Popular obesity drug may help treat sleep apnoea

Popular obesity drug may help treat sleep apnoea

A popular weight-loss drug may help people who struggle with a serious sleep disorder, according to a new study.

Tirzepatide, the medication in the weight-loss drug Zepbound and the diabetes treatment Mounjaro, appeared to reduce the severity of sleep apnoea, according to a new study.

The findings were published in the New England Journal of Medicine last week, and included 469 people with obesity and obstructive sleep apnoea (OSA).

OSA is a disorder where people stop breathing while they are asleep because the tissue in the throat relaxes and collapses during sleep, fully or partially blocking the airway.

Tirzepatide also reduced weight and improved blood pressure in patients with obesity who took the drug for a year.

Half of them used what's typically known as a CPAP machine that feeds oxygen through a mask to keep airways open during sleep while the other group included people for whom a CPAP machine had failed or wasn't tolerated.

Patients who received weekly injections of tirzepatide reduced the number of episodes per hour that their breathing slowed or stopped during sleep by about half to nearly 60 per cent, compared to about 10 per cent in people who got a dummy drug.

Up to half of the patients taking tirzepatide reduced the apnoea episodes enough to potentially resolve the disorder, compared with up to 16 per cent of those using the placebo medication, according to the research.

Patients who took the drug also lost between 18 and 20 per cent of their body weight and showed improvements in blood pressure and a condition in which blood oxygen drops during sleep.

Patients also reported better sleep and fewer sleep disturbances, the study found.

The drug's maker Eli Lilly and Co. paid for the research and will ask US regulators to expand the medicine's use to treat moderate to severe sleep apnoea.

Could the drug be used to treat sleep apnoea in the future?

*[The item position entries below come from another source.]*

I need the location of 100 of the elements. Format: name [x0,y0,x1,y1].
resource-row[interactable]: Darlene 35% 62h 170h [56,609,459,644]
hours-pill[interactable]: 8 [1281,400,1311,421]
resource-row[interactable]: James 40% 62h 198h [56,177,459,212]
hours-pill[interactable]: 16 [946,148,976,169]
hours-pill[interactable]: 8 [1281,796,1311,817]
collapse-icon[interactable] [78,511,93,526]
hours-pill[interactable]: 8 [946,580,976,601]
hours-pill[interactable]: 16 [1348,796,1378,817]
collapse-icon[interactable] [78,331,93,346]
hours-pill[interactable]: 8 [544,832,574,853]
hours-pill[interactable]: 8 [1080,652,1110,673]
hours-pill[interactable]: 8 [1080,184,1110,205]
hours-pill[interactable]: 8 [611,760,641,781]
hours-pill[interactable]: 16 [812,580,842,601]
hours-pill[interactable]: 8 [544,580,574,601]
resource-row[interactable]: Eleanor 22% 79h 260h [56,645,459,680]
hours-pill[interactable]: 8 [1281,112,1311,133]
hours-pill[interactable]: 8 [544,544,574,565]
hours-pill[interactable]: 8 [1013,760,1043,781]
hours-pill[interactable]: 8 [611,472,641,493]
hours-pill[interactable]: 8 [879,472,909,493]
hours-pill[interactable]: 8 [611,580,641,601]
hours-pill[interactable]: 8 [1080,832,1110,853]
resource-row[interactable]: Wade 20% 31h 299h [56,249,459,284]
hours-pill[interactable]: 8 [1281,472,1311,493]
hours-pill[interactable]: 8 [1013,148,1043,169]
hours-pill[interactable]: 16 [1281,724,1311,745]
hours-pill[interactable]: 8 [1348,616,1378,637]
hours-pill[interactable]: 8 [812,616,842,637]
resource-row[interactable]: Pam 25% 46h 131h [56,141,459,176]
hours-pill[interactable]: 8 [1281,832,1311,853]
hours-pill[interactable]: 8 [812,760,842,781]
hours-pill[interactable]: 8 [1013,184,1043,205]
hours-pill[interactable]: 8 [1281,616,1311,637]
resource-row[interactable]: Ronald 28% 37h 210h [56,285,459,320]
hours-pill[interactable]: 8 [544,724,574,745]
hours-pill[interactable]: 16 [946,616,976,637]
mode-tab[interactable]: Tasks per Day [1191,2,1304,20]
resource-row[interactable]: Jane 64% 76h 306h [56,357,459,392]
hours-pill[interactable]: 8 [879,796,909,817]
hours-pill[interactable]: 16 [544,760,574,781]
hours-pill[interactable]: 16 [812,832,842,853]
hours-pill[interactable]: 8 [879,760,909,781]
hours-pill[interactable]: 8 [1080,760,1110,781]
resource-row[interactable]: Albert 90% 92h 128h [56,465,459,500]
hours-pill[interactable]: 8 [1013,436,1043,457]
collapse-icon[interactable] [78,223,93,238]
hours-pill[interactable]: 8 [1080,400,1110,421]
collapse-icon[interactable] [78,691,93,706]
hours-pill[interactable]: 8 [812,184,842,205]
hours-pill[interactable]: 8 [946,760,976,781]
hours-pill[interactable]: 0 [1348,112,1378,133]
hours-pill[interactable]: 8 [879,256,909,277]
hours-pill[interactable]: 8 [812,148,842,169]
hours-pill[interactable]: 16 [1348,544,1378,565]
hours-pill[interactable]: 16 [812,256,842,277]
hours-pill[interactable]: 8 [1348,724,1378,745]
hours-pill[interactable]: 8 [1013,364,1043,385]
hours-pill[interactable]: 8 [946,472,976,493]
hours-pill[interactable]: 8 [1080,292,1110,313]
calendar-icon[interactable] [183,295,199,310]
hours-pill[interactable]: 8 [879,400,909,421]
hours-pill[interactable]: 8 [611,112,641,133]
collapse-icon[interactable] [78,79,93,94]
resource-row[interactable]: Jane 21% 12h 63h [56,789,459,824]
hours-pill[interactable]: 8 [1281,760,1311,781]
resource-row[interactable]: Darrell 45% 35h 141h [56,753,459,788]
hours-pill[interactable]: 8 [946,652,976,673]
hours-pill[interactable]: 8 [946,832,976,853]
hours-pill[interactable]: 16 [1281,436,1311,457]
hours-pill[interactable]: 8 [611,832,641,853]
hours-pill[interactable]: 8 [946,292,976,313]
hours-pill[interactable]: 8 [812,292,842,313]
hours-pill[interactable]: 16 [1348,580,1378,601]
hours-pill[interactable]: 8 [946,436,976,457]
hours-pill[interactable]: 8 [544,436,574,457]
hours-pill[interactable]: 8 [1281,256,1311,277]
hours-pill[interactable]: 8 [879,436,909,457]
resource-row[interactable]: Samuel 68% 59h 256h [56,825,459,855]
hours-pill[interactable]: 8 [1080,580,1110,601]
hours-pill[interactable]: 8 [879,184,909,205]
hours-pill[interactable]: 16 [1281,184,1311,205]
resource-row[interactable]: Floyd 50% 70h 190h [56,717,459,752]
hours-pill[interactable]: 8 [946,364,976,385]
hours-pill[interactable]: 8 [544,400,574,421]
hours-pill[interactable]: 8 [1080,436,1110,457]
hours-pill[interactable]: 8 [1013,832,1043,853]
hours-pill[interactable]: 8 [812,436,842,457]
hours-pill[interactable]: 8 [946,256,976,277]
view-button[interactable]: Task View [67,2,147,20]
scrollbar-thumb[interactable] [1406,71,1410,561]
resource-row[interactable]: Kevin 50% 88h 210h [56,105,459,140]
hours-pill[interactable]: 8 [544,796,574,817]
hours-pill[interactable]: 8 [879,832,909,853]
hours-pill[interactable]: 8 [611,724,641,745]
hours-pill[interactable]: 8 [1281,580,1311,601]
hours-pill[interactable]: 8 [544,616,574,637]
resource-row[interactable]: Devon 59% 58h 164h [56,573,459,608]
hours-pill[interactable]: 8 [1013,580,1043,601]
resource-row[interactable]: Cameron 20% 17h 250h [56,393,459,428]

"The results of the study have demonstrated the ability of tirzepatide to address both obesity and sleep apnoea, offering an effective and comprehensive treatment solution," said Atul Malhotra, a professor of medicine at the University of California San Diego School of Medicine and lead author of the study.

"Its potential to be used alongside or independently of CPAP could revolutionise how we manage these interconnected conditions. These findings show the potential for the first highly effective drug treatment for sleep apnoea," Malhotra said in a statement.

In an accompanying editorial, Dr Sanjay Patel, a sleep medicine specialist at the University of Pittsburgh, cautioned that whether tirzepatide can treat sleep apnoea in real-world patients “remains unclear” because of the way improvement is measured.

He also noted that cost and access remain obstacles to using the drug and that the addition of the drug as a treatment could exacerbate racial and other disparities in addressing sleep apnoea.

Dr Paul Peppard, a sleep medicine researcher at the University of Wisconsin who was not involved in the study, said losing weight has long been recommended as a way to reduce the severity of sleep apnoea by expanding lung capacity, reducing fat in the airways and improving oxygen usage.

“I expect that these drugs could be used as a tool to treat many of the established outcomes of obesity,” Peppard said.